In 2021, I lost a couple of boys I’ve known and hung out with since high school. One friend tried to get with my ex and lied and said he hooked up with her, and just constantly felt the need to disrespect me, the other friend left me across the country while I was in the bathroom and our plane left to go back home from vacation. As a man, I’m too old to tolerate behaviors like these from anyone.

14 comments
  1. As you get older, with more responsibilities, it gets harder to maintain existing friendships, as well as getting harder to make new friends.

    When you’re in high school, you’re forced to hang out with your peers, in a relatively casual environment, until you end up making friends with some of them. Same thing in college.

  2. groups need to be called together. school does that naturally and does that for you. you have there 30 people from who you can choose friends.

    Out of school you need to be actively looking for friends and appointments/events/hangouts with them .

  3. Well, you answered your own question in part: those guys turned out not to be that good friends after all.

    While most people won’t have such dramatic experiences, your circle of friends usually shrinks when you grow older. The explanation is a combination of little opportunity to make new friends, and little available time to maintain or cultivate existing friendships.

    There are many people I would have liked to stay in touch with – but many of them moved away, we all have busy schedules, kids and marriages come into play with new family obligations, we got busy jobs etc.

    When you were young, you were much more inclined to put in some effort to maintain friendships, even overlooking some downsides for the sake of simply having friends in the first place; now, you don’t need those friendships as much anymore, and you simply can’t be bothered.

  4. A major reason is often the realisation that you have drastically different values.

    I fell out with my oldest friend when we were both 27 (almost 20 years ago now) when a series of events made me realise he essentially saw people as objects which could be used and discarded.

    None of us is perfect, but (just as in a marriage) people need to share a surprisingly serious set of values in order to stay in each others’ lives. I’ve seen this happen again and again between “lifelong pals” who slowly grow apart or have a sudden and painful separation. It’s nearly always about values. In my case the number-one value is always loyalty- something that was drummed into me in a large Irish family since day one…I’ll put up with almost any crap out there but disloyalty is the death of a friendship, even a very old one.

    Everyone has their own line in the sand I suppose.

    It’s initially hard to make the break, but sometimes it just has to happen. In all honesty, the things you describe do not remotely sound like friendship as I understand the term.

  5. We don’t lose friends, we lose acquaintances who only appeared to be friends.

  6. I stop reaching out to people that don’t reciprocate some effort. I’ve lost a couple this way.

  7. Because everyone grows up, gets married, starts a family and than they forget about you.🤷🏻‍♂️

  8. In HS you were likely same-place/same-time friends. You all needed someone to hang out with and the peace was kept. Now that’s over and so is the general loyalty.
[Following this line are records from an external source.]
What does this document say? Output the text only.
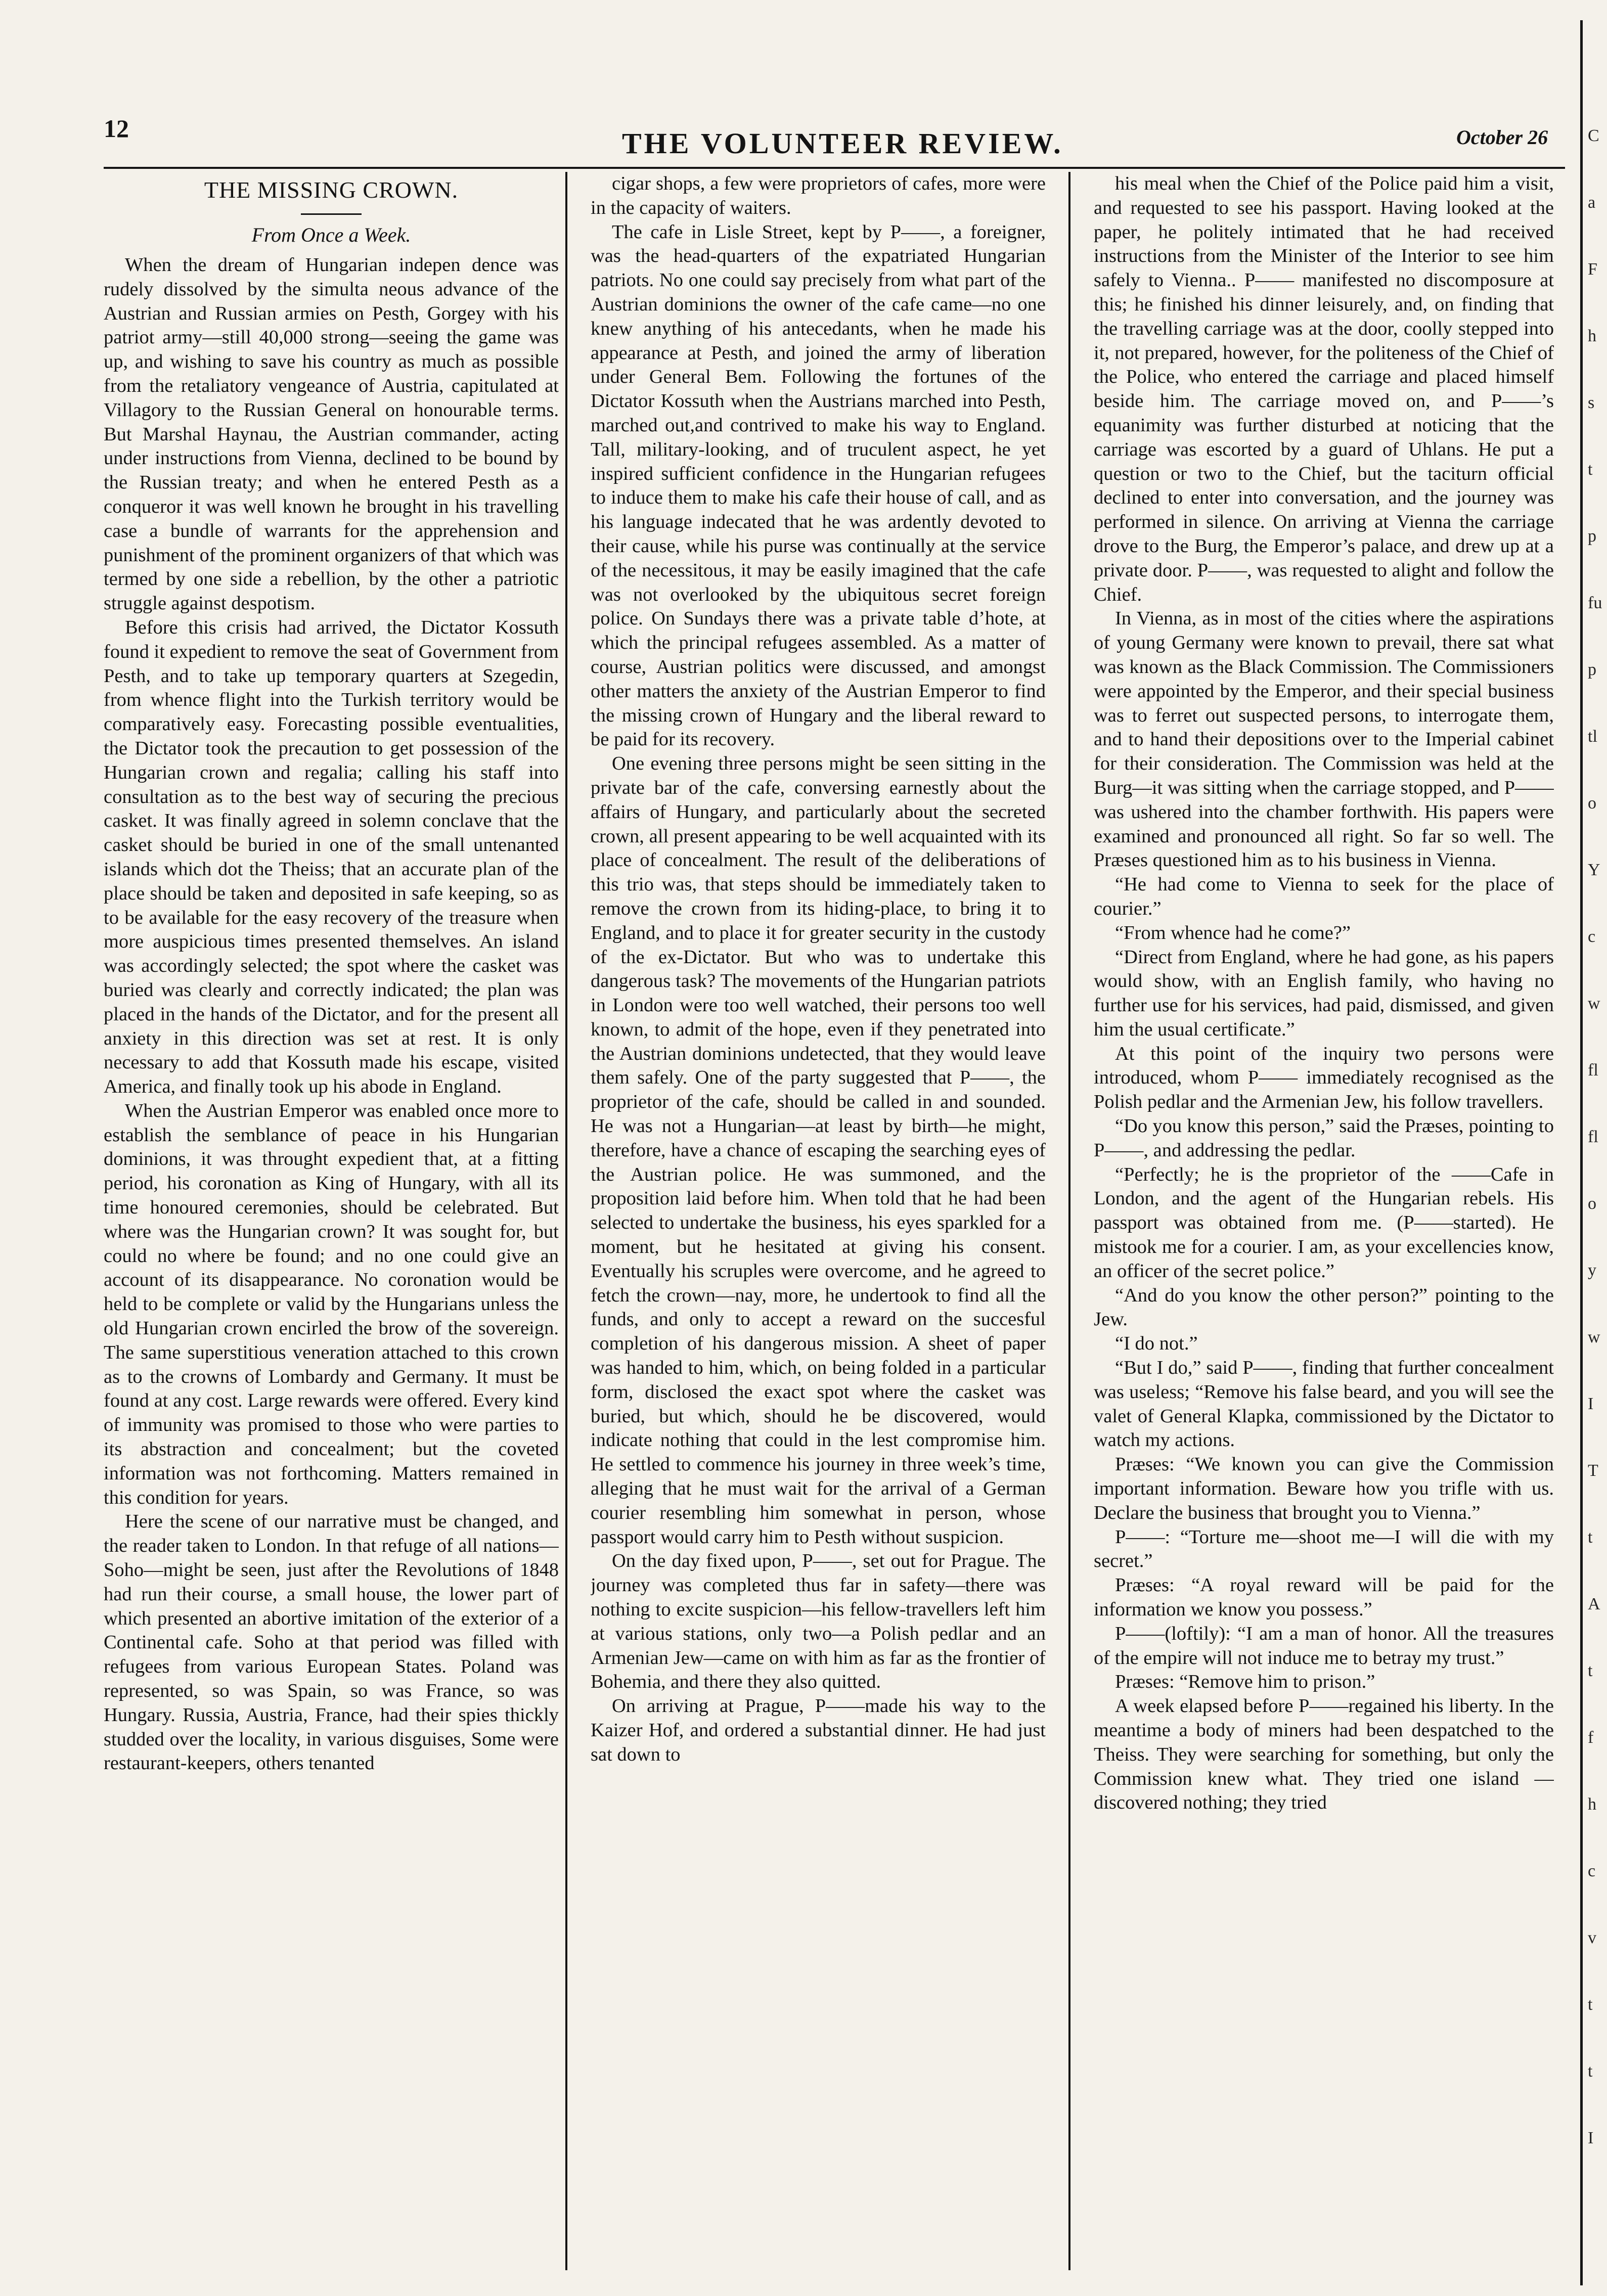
12	THE VOLUNTEER REVIEW.	October 26 C
a
F
h
s
t
p
fu
p
tl
o
Y
c
w
fl
fl
o
y
w
I
T
t
A
t
f
h
c
v
t
t
I
THE MISSING CROWN.
From Once a Week.

When the dream of Hungarian indepen dence was rudely dissolved by the simulta neous advance of the Austrian and Russian armies on Pesth, Gorgey with his patriot army—still 40,000 strong—seeing the game was up, and wishing to save his country as much as possible from the retaliatory vengeance of Austria, capitulated at Villagory to the Russian General on honourable terms. But Marshal Haynau, the Austrian commander, acting under instructions from Vienna, declined to be bound by the Russian treaty; and when he entered Pesth as a conqueror it was well known he brought in his travelling case a bundle of warrants for the apprehension and punishment of the prominent organizers of that which was termed by one side a rebellion, by the other a patriotic struggle against despotism.

Before this crisis had arrived, the Dictator Kossuth found it expedient to remove the seat of Government from Pesth, and to take up temporary quarters at Szegedin, from whence flight into the Turkish territory would be comparatively easy. Forecasting possible eventualities, the Dictator took the precaution to get possession of the Hungarian crown and regalia; calling his staff into consultation as to the best way of securing the precious casket. It was finally agreed in solemn conclave that the casket should be buried in one of the small untenanted islands which dot the Theiss; that an accurate plan of the place should be taken and deposited in safe keeping, so as to be available for the easy recovery of the treasure when more auspicious times presented themselves. An island was accordingly selected; the spot where the casket was buried was clearly and correctly indicated; the plan was placed in the hands of the Dictator, and for the present all anxiety in this direction was set at rest. It is only necessary to add that Kossuth made his escape, visited America, and finally took up his abode in England.

When the Austrian Emperor was enabled once more to establish the semblance of peace in his Hungarian dominions, it was throught expedient that, at a fitting period, his coronation as King of Hungary, with all its time honoured ceremonies, should be celebrated. But where was the Hungarian crown? It was sought for, but could no where be found; and no one could give an account of its disappearance. No coronation would be held to be complete or valid by the Hungarians unless the old Hungarian crown encirled the brow of the sovereign. The same superstitious veneration attached to this crown as to the crowns of Lombardy and Germany. It must be found at any cost. Large rewards were offered. Every kind of immunity was promised to those who were parties to its abstraction and concealment; but the coveted information was not forthcoming. Matters remained in this condition for years.

Here the scene of our narrative must be changed, and the reader taken to London. In that refuge of all nations—Soho—might be seen, just after the Revolutions of 1848 had run their course, a small house, the lower part of which presented an abortive imitation of the exterior of a Continental cafe. Soho at that period was filled with refugees from various European States. Poland was represented, so was Spain, so was France, so was Hungary. Russia, Austria, France, had their spies thickly studded over the locality, in various disguises, Some were restaurant-keepers, others tenanted

cigar shops, a few were proprietors of cafes, more were in the capacity of waiters.

The cafe in Lisle Street, kept by P——, a foreigner, was the head-quarters of the expatriated Hungarian patriots. No one could say precisely from what part of the Austrian dominions the owner of the cafe came—no one knew anything of his antecedants, when he made his appearance at Pesth, and joined the army of liberation under General Bem. Following the fortunes of the Dictator Kossuth when the Austrians marched into Pesth, marched out,and contrived to make his way to England. Tall, military-looking, and of truculent aspect, he yet inspired sufficient confidence in the Hungarian refugees to induce them to make his cafe their house of call, and as his language indecated that he was ardently devoted to their cause, while his purse was continually at the service of the necessitous, it may be easily imagined that the cafe was not overlooked by the ubiquitous secret foreign police. On Sundays there was a private table d’hote, at which the principal refugees assembled. As a matter of course, Austrian politics were discussed, and amongst other matters the anxiety of the Austrian Emperor to find the missing crown of Hungary and the liberal reward to be paid for its recovery.

One evening three persons might be seen sitting in the private bar of the cafe, conversing earnestly about the affairs of Hungary, and particularly about the secreted crown, all present appearing to be well acquainted with its place of concealment. The result of the deliberations of this trio was, that steps should be immediately taken to remove the crown from its hiding-place, to bring it to England, and to place it for greater security in the custody of the ex-Dictator. But who was to undertake this dangerous task? The movements of the Hungarian patriots in London were too well watched, their persons too well known, to admit of the hope, even if they penetrated into the Austrian dominions undetected, that they would leave them safely. One of the party suggested that P——, the proprietor of the cafe, should be called in and sounded. He was not a Hungarian—at least by birth—he might, therefore, have a chance of escaping the searching eyes of the Austrian police. He was summoned, and the proposition laid before him. When told that he had been selected to undertake the business, his eyes sparkled for a moment, but he hesitated at giving his consent. Eventually his scruples were overcome, and he agreed to fetch the crown—nay, more, he undertook to find all the funds, and only to accept a reward on the succesful completion of his dangerous mission. A sheet of paper was handed to him, which, on being folded in a particular form, disclosed the exact spot where the casket was buried, but which, should he be discovered, would indicate nothing that could in the lest compromise him. He settled to commence his journey in three week’s time, alleging that he must wait for the arrival of a German courier resembling him somewhat in person, whose passport would carry him to Pesth without suspicion.

On the day fixed upon, P——, set out for Prague. The journey was completed thus far in safety—there was nothing to excite suspicion—his fellow-travellers left him at various stations, only two—a Polish pedlar and an Armenian Jew—came on with him as far as the frontier of Bohemia, and there they also quitted.

On arriving at Prague, P——made his way to the Kaizer Hof, and ordered a substantial dinner. He had just sat down to

his meal when the Chief of the Police paid him a visit, and requested to see his passport. Having looked at the paper, he politely intimated that he had received instructions from the Minister of the Interior to see him safely to Vienna.. P—— manifested no discomposure at this; he finished his dinner leisurely, and, on finding that the travelling carriage was at the door, coolly stepped into it, not prepared, however, for the politeness of the Chief of the Police, who entered the carriage and placed himself beside him. The carriage moved on, and P——’s equanimity was further disturbed at noticing that the carriage was escorted by a guard of Uhlans. He put a question or two to the Chief, but the taciturn official declined to enter into conversation, and the journey was performed in silence. On arriving at Vienna the carriage drove to the Burg, the Emperor’s palace, and drew up at a private door. P——, was requested to alight and follow the Chief.

In Vienna, as in most of the cities where the aspirations of young Germany were known to prevail, there sat what was known as the Black Commission. The Commissioners were appointed by the Emperor, and their special business was to ferret out suspected persons, to interrogate them, and to hand their depositions over to the Imperial cabinet for their consideration. The Commission was held at the Burg—it was sitting when the carriage stopped, and P—— was ushered into the chamber forthwith. His papers were examined and pronounced all right. So far so well. The Præses questioned him as to his business in Vienna.

“He had come to Vienna to seek for the place of courier.”

“From whence had he come?”

“Direct from England, where he had gone, as his papers would show, with an English family, who having no further use for his services, had paid, dismissed, and given him the usual certificate.”

At this point of the inquiry two persons were introduced, whom P—— immediately recognised as the Polish pedlar and the Armenian Jew, his follow travellers.

“Do you know this person,” said the Præses, pointing to P——, and addressing the pedlar.

“Perfectly; he is the proprietor of the ——Cafe in London, and the agent of the Hungarian rebels. His passport was obtained from me. (P——started). He mistook me for a courier. I am, as your excellencies know, an officer of the secret police.”

“And do you know the other person?” pointing to the Jew.

“I do not.”

“But I do,” said P——, finding that further concealment was useless; “Remove his false beard, and you will see the valet of General Klapka, commissioned by the Dictator to watch my actions.

Præses: “We known you can give the Commission important information. Beware how you trifle with us. Declare the business that brought you to Vienna.”

P——: “Torture me—shoot me—I will die with my secret.”

Præses: “A royal reward will be paid for the information we know you possess.”

P——(loftily): “I am a man of honor. All the treasures of the empire will not induce me to betray my trust.”

Præses: “Remove him to prison.”

A week elapsed before P——regained his liberty. In the meantime a body of miners had been despatched to the Theiss. They were searching for something, but only the Commission knew what. They tried one island — discovered nothing; they tried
  9. Most friends are circumstantial – school, college, work. In my experience there’s no such thing as real friendship

  10. 1. Fewer opportunities to meet new friends, not enough time to really get to know people.
    2. The older you get, the less need for new friends. Life is fuller.
    3. At some point, most people seem to be just annoying.

  11. Different types of relationships have different cycles, but all relationships have a life cycle. This is natural, and normal.

    You can get books about it. A class on “interpersonal relationships” is usually an entry-level, course, part of the required curriculum at university. I feel like it’s pretty well understood, so you can get a ton of information, if you like, about how friendships and other relationships typically work.

    Anyway, life long friendships are rare. It’s natural that those relationships reach the end of their life cycle at some point, and I think it’s typical that some of the longest-lived of them from our formative years end in our mid-20s.

    You’ll make more friends, and those will likely have a cycle as well. I feel like learning more about this sort of thing is important, so you don’t feel like you keep losing people and it’s somehow abnormal. I think you’ll feel better for it, and be better able to navigate these relationships.

  12. people tend to want to hang out with people at the same phase of life as them. In school and university, everyone is more or less doing the same thing. but once you hit your mid 20s or so, things like marriage and kids happen, and couples only want to hang out ith other couples and dads only want to hang out with other dads.